Three Assessment Modes
Each posting can be configured as one of:
- Conversational — voice/text interview only (existing behavior)
- Practical — hands-on assessment only, no Retell, zero voice API cost
- Both — conversational interview first, then practical assessment (sequential)
Disciplines
Disciplines organize problems by domain. Each defines a workspace type:
| Discipline | Workspace | Example Problems |
|---|---|---|
| Software Engineering | Code Editor (Monaco) | FizzBuzz, Bug fixes, Code review |
| Technical Writing | Rich Text Editor | README writing, API docs, Editing |
| Data Science | Code Editor (Python/SQL/R) | SQL queries, Statistical analysis |
Disciplines are admin-managed at /admin/practical-assessments.
Problems
Each problem belongs to a discipline and has:
- Title and description — what the candidate sees
- Difficulty tier — Foundational, Intermediate, or Advanced
- Available languages — which programming languages the candidate can use (from the
programming_languagestable — all Monaco-supported languages) - Starter content (optional) — pre-loaded code or text for bug-fix / review problems
- Starter language (optional) — locks the editor to this language when starter content exists
- Scorer hints (optional) — freeform text giving the AI specific things to look for beyond what the competency anchors already cover
- Time limit (optional) — per-problem time limit in minutes
Problems are stored as editable JSON files in data/practical-problems/*.json and seeded via scripts/seed-practical-problems.ts. This makes them easy to review and edit by SMEs.
Practical Scorer
The practical scorer (lib/practical-scorer-prompt.ts) evaluates candidate submissions against the same competency anchors used for conversational interviews. It receives:
- The candidate's submitted work (code or text)

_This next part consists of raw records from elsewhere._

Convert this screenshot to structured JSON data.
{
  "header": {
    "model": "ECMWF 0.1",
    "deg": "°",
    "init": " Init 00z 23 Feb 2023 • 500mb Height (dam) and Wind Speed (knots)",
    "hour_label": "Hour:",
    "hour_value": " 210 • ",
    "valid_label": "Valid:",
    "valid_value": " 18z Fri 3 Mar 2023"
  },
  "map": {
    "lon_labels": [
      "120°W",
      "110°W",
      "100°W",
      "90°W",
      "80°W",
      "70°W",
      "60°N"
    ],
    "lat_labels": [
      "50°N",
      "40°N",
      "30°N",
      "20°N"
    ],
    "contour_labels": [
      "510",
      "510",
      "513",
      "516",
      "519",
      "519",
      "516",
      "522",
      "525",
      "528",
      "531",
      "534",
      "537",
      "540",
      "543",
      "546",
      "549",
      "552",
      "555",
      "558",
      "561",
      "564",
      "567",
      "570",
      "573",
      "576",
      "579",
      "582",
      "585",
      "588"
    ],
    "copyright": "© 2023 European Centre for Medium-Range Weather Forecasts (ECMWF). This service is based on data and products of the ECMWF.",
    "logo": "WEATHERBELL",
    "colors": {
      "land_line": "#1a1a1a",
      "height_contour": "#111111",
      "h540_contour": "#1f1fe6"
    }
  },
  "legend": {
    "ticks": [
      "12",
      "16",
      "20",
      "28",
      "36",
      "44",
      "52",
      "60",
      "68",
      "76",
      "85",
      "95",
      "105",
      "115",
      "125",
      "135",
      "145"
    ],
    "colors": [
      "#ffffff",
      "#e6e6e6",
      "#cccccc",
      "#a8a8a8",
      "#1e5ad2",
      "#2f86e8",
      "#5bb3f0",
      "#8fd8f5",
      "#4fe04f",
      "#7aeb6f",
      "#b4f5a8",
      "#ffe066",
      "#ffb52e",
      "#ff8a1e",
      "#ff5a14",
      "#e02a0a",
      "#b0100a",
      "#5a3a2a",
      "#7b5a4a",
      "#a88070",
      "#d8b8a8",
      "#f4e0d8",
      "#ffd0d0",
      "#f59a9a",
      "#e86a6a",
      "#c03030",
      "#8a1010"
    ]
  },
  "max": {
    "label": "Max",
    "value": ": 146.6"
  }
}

- The problem description and optional scorer hints
- Starter content (for diff context on bug-fix problems)
- Integrity flags (paste events, tab switches)
- Time taken and whether the candidate timed out
The scorer outputs the same scorecard format as the conversational scorer, but with source: "practical" and evidence (from the work product) instead of quote (from a transcript).
Configuring the Practical Scorer
The practical scorer rubric is fully configurable at Admin > Practical Scorer (/admin/practical-scorer). This page follows the same versioned pattern as the conversational scorer:
- Scoring Philosophy — what a 3 vs 5 means, how to handle partial work
- Code Evaluation — how to assess correctness, quality, edge cases
- Text Evaluation — how to assess clarity, accuracy, structure
- Integrity Weighting — how paste events and tab switches affect scoring
- Scoring Rules — ordered bullet-point rules the AI follows
- Thresholds — Advance/Hold/Decline cutoffs
All changes are versioned with change type, name, and description. The output format is engineering-managed and not shown in the UI.
Unified Scoring
When a posting uses "Both" mode:
- One scorecard is created per practical assessment
- One scorecard is created for the conversational interview
- A unified scorecard merges all of them
Evidence in practical scorecards comes from the code/text artifacts, not transcript quotes.
Posting Configuration
Postings no longer have a discipline_id — employers select problems directly from any discipline via the Problem Browser. Assessment config is stored in the posting_assessments table (one row per posting with the problem IDs). Each problem carries its own time limit.
Status
Sprint 2 complete — full candidate-facing UI (Monaco workspace, timer, auto-save, problem sidebar), PostingForm with assessment type selector and expandable problem cards, admin practical scorer page with versioning. 895 unit tests.